This showcases my and my partners’ abilities to discover users’ goals and tasks through interview and observation, and then solve knotty workflow and information display problems.
This client came to us to help unkink their aging desktop application’s workflow and information display issues while moving to a browser-based application.
My first task for this client was to document and understand the workflows using task analysis techniques. I conducted remote interviews and observations to understand how users incorporated the application into their tasks and where they experienced pain points. I’ve learned through experience that stakeholders should participate in this activity, so I made sure the product manager and developers attended as many of the interviews and observations as possible.

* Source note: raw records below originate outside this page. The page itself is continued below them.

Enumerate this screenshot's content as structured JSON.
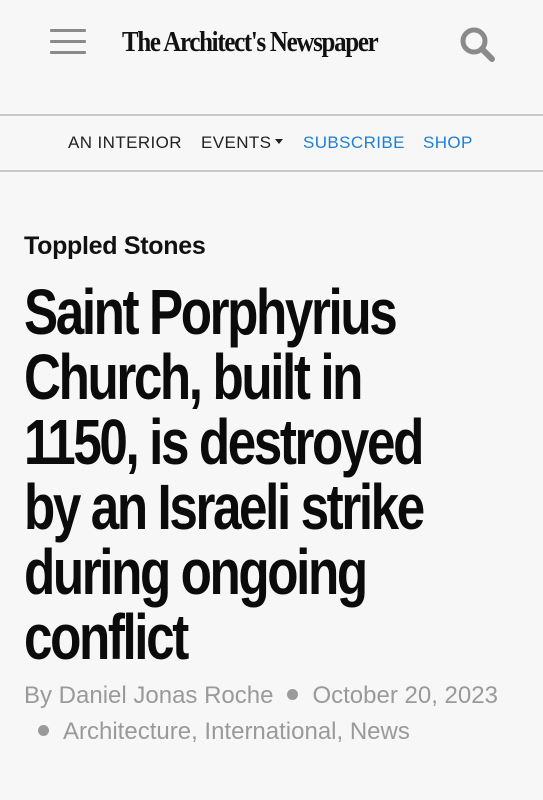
{
  "header": {
    "logo_text": "The Architect's Newspaper",
    "menu_icon": "hamburger-menu-icon",
    "search_icon": "search-icon"
  },
  "nav": {
    "items": [
      {
        "label": "AN INTERIOR"
      },
      {
        "label": "EVENTS",
        "has_dropdown": true
      },
      {
        "label": "SUBSCRIBE"
      },
      {
        "label": "SHOP"
      }
    ],
    "link_color": "#1d7fd6"
  },
  "article": {
    "kicker": "Toppled Stones",
    "headline": "Saint Porphyrius Church, built in 1150, is destroyed by an Israeli strike during ongoing conflict",
    "author_line": "By Daniel Jonas Roche",
    "date": "October 20, 2023",
    "categories": [
      {
        "label": "Architecture"
      },
      {
        "label": "International"
      },
      {
        "label": "News"
      }
    ],
    "category_separator": ","
  }
}
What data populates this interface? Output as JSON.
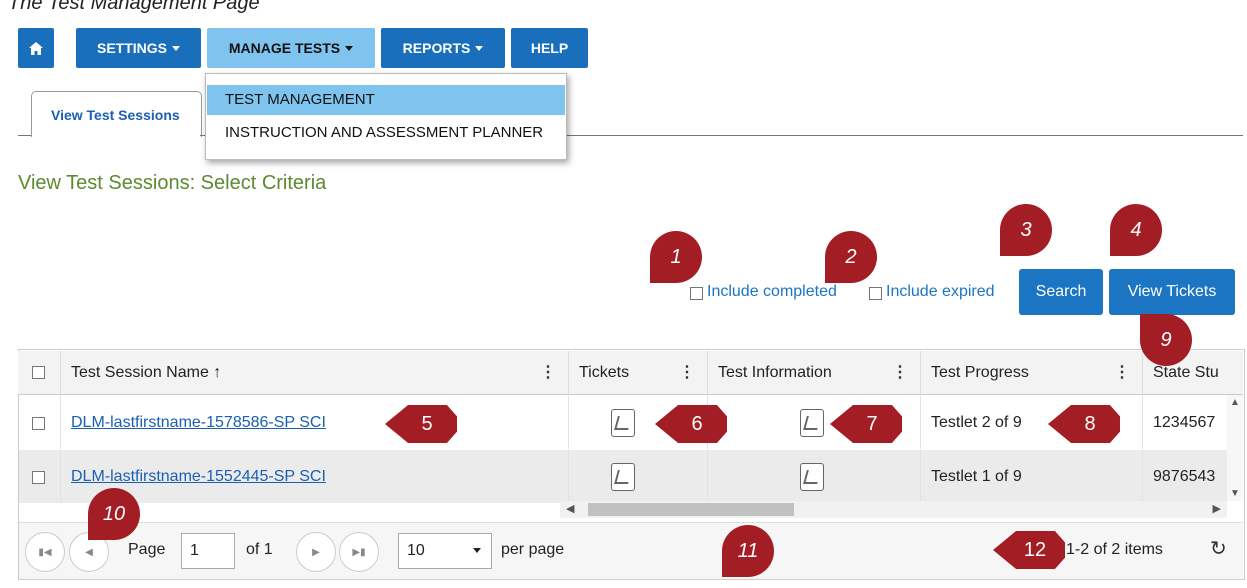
{
  "caption": "The Test Management Page",
  "nav": {
    "home_icon": "home-icon",
    "settings": "SETTINGS",
    "manage_tests": "MANAGE TESTS",
    "reports": "REPORTS",
    "help": "HELP"
  },
  "dropdown": {
    "items": [
      "TEST MANAGEMENT",
      "INSTRUCTION AND ASSESSMENT PLANNER"
    ]
  },
  "tab": {
    "label": "View Test Sessions"
  },
  "section_title": "View Test Sessions: Select Criteria",
  "filters": {
    "include_completed": "Include completed",
    "include_expired": "Include expired"
  },
  "buttons": {
    "search": "Search",
    "view_tickets": "View Tickets"
  },
  "table": {
    "columns": [
      "Test Session Name ↑",
      "Tickets",
      "Test Information",
      "Test Progress",
      "State Stu"
    ],
    "rows": [
      {
        "name": "DLM-lastfirstname-1578586-SP SCI",
        "progress": "Testlet 2 of 9",
        "state_id": "1234567"
      },
      {
        "name": "DLM-lastfirstname-1552445-SP SCI",
        "progress": "Testlet 1 of 9",
        "state_id": "9876543"
      }
    ]
  },
  "pager": {
    "page_label": "Page",
    "page_value": "1",
    "of_label": "of 1",
    "page_size": "10",
    "per_page": "per page",
    "items_summary": "1-2 of 2 items"
  },
  "callouts": [
    "1",
    "2",
    "3",
    "4",
    "5",
    "6",
    "7",
    "8",
    "9",
    "10",
    "11",
    "12"
  ],
  "colors": {
    "nav_blue": "#1a6fbd",
    "nav_active": "#7ec4ee",
    "callout_red": "#a31d24",
    "title_green": "#5c8a2e"
  }
}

As the interviews progressed the team and I worked up simplified box-and-arrow workflows, medium-fidelity wireframes, and storyboards to show how the simplified workflows would be represented with screens.
Rapid sketching and iterating with the client and representative users.

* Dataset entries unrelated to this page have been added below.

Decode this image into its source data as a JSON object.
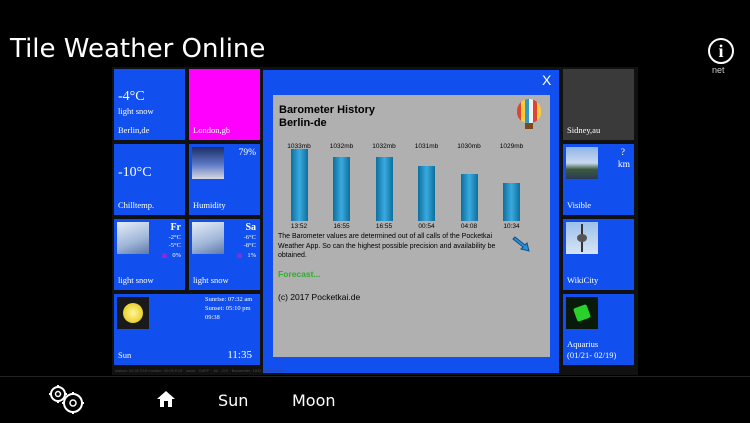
{
  "app": {
    "title": "Tile Weather Online",
    "info_label": "net"
  },
  "tiles": {
    "berlin": {
      "temp": "-4°C",
      "condition": "light snow",
      "city": "Berlin,de"
    },
    "london": {
      "city": "London,gb",
      "color": "#ff00ff"
    },
    "sidney": {
      "city": "Sidney,au",
      "color": "#3a3a3a"
    },
    "chill": {
      "temp": "-10°C",
      "label": "Chilltemp."
    },
    "humidity": {
      "value": "79%",
      "label": "Humidity"
    },
    "visible": {
      "value": "?",
      "unit": "km",
      "label": "Visible"
    },
    "day1": {
      "day": "Fr",
      "high": "-2°C",
      "low": "-5°C",
      "precip": "0%",
      "condition": "light snow"
    },
    "day2": {
      "day": "Sa",
      "high": "-6°C",
      "low": "-8°C",
      "precip": "1%",
      "condition": "light snow"
    },
    "wikicity": {
      "label": "WikiCity"
    },
    "sun": {
      "sunrise": "Sunrise: 07:32 am",
      "sunset": "Sunset: 05:10 pm",
      "duration": "09:38",
      "time": "11:35",
      "label": "Sun"
    },
    "zodiac": {
      "sign": "Aquarius",
      "range": "(01/21- 02/19)"
    }
  },
  "dialog": {
    "close": "X",
    "title": "Barometer History",
    "subtitle": "Berlin-de",
    "description": "The Barometer values are determined out of all calls of the Pocketkai Weather App. So can the highest possible precision and availability be obtained.",
    "forecast": "Forecast...",
    "copyright": "(c) 2017 Pocketkai.de"
  },
  "chart_data": {
    "type": "bar",
    "categories": [
      "13:52",
      "16:55",
      "16:55",
      "00:54",
      "04:08",
      "10:34"
    ],
    "values": [
      1033,
      1032,
      1032,
      1031,
      1030,
      1029
    ],
    "value_labels": [
      "1033mb",
      "1032mb",
      "1032mb",
      "1031mb",
      "1030mb",
      "1029mb"
    ],
    "unit": "mb",
    "ylim": [
      1028,
      1033
    ],
    "color": "#2a9fd6"
  },
  "status": "station: 00:00 E15 monitor: 00:00 E15 · radar · GAFF · Jul · CIX · Barometer: 1033 Berlin · DeF",
  "nav": {
    "home": "home-icon",
    "sun": "Sun",
    "moon": "Moon"
  },
  "colors": {
    "tile_blue": "#1150ee",
    "forecast_green": "#2bb12b"
  }
}
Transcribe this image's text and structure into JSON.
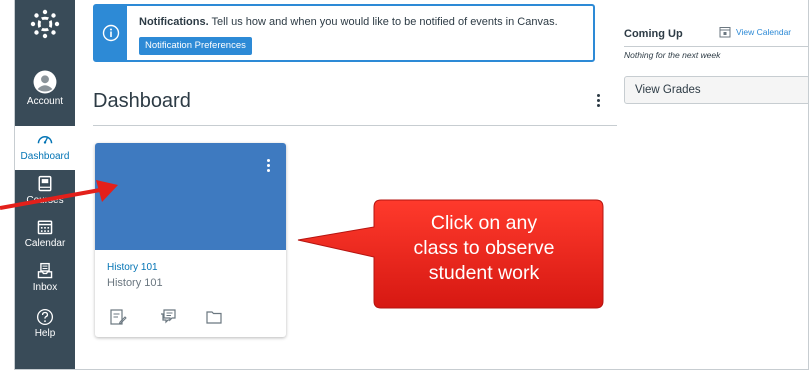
{
  "nav": {
    "account": "Account",
    "dashboard": "Dashboard",
    "courses": "Courses",
    "calendar": "Calendar",
    "inbox": "Inbox",
    "help": "Help"
  },
  "banner": {
    "title": "Notifications.",
    "message": " Tell us how and when you would like to be notified of events in Canvas.",
    "button": "Notification Preferences"
  },
  "dashboard": {
    "title": "Dashboard"
  },
  "course_card": {
    "title": "History 101",
    "subtitle": "History 101"
  },
  "sidebar": {
    "coming_up": "Coming Up",
    "view_calendar": "View Calendar",
    "nothing": "Nothing for the next week",
    "view_grades": "View Grades"
  },
  "annotation": {
    "line1": "Click on any",
    "line2": "class to observe",
    "line3": "student work"
  },
  "colors": {
    "nav_bg": "#394b58",
    "brand_blue": "#2d8ad6",
    "card_blue": "#3e7ac0",
    "callout_red": "#e3201b"
  }
}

We went back to a group of representative users to validate the redesigned workflows and gather feedback about the information displayed in the wireframes. During this phase we also reorganized the information architecture, selected a more usable and responsive navigation method, and tested these with users as well.
After iterating the design based on user feedback, my design partner and I applied an white-label visual design and provided the client’s engineering team with production-ready HTML/CSS/JavaScript, as well as an interactive style guide for the major elements of the design. (See below or gallery for screenshots.) Because the application needed to support theming by the client’s customers, we provided a minimalist out-of-the-box visual treatment. We also designed a theme selector feature where the end customers could choose color combinations and upload a logo.
Some examples of the white-labeled visual design, ready for theming by the client’s customers.
The company implemented the updated workflow and navigation.
When you’re working for a client with a legacy application and a user base that is used to doing things a certain way, it’s important to conduct user research. You need to know when you need to preserve an existing but inefficient workflow, and when to redesign a workflow from the ground up.